Taylor v. Hull

9 N.Y.S. 140 | N.Y. Sup. Ct. | 1890

Learned, P. J.

This is an appeal from an order refusing to vacate an attachment. The defendant is the maker, and plaintiffs are accommodation indorsers, of a note which had been discounted in a bank in Troy. The affidavit made on the 13th day of July, 1889, states that they paid the note the 15th of that month, and then became owners. This does not appear to be a clerical mistake. The undertaking is dated and acknowledged on the 13th of July, before the same officer who .took the affidavit. So, also, the justifications.The summons is dated the 15th of July, and the affidavit states that it has been issued. A more serious defect, however, is the failure to show that defendant has assigned his property fraudulently, or departed from the state with intent to defraud. The facts stated are that defendant has transferred his farm to his wife, and gone to one of the western states; that deponent was informed by Hakes and Jones that defendant had said he was about to leave for Dakota, and settle on a farm there, and that defendant had also *141stated to deponent that he intended to leave this section of the country. In all this there is no evidence of fraud. Deponent also furnishes a copy of a letter from defendant to him, dated July 6, 1889. The contents of that letter show that defendant cannot pay his debts, and that is about all that it shows.

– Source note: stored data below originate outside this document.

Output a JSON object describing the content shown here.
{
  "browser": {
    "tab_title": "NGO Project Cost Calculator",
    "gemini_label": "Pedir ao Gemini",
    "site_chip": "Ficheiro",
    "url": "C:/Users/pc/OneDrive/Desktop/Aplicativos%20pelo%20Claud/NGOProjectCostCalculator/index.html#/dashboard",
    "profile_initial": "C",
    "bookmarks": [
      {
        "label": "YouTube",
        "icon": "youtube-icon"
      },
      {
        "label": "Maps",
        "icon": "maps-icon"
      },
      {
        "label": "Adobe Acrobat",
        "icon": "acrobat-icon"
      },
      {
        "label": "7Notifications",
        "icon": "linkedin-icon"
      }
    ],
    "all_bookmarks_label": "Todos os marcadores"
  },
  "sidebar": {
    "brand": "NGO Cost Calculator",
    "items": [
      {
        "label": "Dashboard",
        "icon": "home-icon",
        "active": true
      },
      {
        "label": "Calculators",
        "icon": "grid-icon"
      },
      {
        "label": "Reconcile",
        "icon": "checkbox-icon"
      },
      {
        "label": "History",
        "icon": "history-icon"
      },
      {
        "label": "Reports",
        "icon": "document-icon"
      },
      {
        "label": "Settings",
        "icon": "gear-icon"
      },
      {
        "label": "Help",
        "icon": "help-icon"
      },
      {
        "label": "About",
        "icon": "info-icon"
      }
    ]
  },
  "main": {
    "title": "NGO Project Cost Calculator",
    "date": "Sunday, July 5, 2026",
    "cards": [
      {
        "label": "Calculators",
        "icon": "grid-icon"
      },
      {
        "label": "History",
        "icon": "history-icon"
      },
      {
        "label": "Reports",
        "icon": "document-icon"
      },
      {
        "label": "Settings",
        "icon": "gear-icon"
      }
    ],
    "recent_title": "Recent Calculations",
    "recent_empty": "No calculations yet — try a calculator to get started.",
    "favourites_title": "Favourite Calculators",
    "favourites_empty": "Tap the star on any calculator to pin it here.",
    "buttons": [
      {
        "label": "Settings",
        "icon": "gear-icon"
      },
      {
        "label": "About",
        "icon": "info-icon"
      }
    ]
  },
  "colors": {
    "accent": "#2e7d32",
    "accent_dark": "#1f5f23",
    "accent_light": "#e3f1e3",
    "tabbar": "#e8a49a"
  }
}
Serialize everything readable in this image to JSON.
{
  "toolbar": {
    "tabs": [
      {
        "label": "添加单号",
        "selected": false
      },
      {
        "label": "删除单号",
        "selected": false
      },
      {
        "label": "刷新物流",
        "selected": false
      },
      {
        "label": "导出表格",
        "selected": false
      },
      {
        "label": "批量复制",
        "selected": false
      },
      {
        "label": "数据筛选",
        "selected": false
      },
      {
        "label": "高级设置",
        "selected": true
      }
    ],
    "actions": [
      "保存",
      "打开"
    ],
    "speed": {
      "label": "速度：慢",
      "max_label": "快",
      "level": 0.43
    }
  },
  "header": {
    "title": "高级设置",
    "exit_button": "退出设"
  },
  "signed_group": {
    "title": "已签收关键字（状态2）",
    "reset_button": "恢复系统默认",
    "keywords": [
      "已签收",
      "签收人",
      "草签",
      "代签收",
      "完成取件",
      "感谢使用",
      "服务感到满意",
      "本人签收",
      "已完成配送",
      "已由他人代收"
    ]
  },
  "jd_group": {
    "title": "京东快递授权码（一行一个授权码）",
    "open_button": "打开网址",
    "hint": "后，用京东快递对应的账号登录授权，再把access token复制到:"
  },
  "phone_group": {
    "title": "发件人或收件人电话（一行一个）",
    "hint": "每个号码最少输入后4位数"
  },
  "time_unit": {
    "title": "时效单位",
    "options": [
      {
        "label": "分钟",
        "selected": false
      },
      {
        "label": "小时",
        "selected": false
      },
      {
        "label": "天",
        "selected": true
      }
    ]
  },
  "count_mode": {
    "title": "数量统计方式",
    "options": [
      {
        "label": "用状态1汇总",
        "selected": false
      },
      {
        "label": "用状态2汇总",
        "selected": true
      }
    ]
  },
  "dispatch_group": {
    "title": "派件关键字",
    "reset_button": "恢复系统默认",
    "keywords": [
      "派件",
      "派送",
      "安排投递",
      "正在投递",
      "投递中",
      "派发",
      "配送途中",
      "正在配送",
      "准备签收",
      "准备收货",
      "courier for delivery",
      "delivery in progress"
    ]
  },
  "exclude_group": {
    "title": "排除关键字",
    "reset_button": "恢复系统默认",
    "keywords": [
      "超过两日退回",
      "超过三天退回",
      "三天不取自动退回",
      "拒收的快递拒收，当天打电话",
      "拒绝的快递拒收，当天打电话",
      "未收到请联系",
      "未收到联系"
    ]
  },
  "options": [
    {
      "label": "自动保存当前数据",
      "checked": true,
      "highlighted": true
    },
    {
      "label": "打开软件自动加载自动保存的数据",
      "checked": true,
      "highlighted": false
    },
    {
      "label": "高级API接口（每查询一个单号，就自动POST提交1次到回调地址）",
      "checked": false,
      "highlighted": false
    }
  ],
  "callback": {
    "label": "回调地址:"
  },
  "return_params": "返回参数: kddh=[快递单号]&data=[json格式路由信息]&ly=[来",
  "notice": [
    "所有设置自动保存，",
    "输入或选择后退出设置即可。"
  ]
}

There is nothing indicating any intention to defraud, or any wrongful act. The mere fact that defendant has transferred his farm to his wife does not show a fraudulent intent. Connected with other circumstances, it might have much weight, but the circumstances are not shown. Whether the farm was incumbered, or what was its value, are matters not shown. When he made the transfer, and what was the consideration, we are not told. We think there was not enough to sustain the attachment. Order reversed, with $10 costs and printing disbursements, and motion to vacate granted, with $10 costs; such costs and disbursements to be offset against plaintiff’s claim.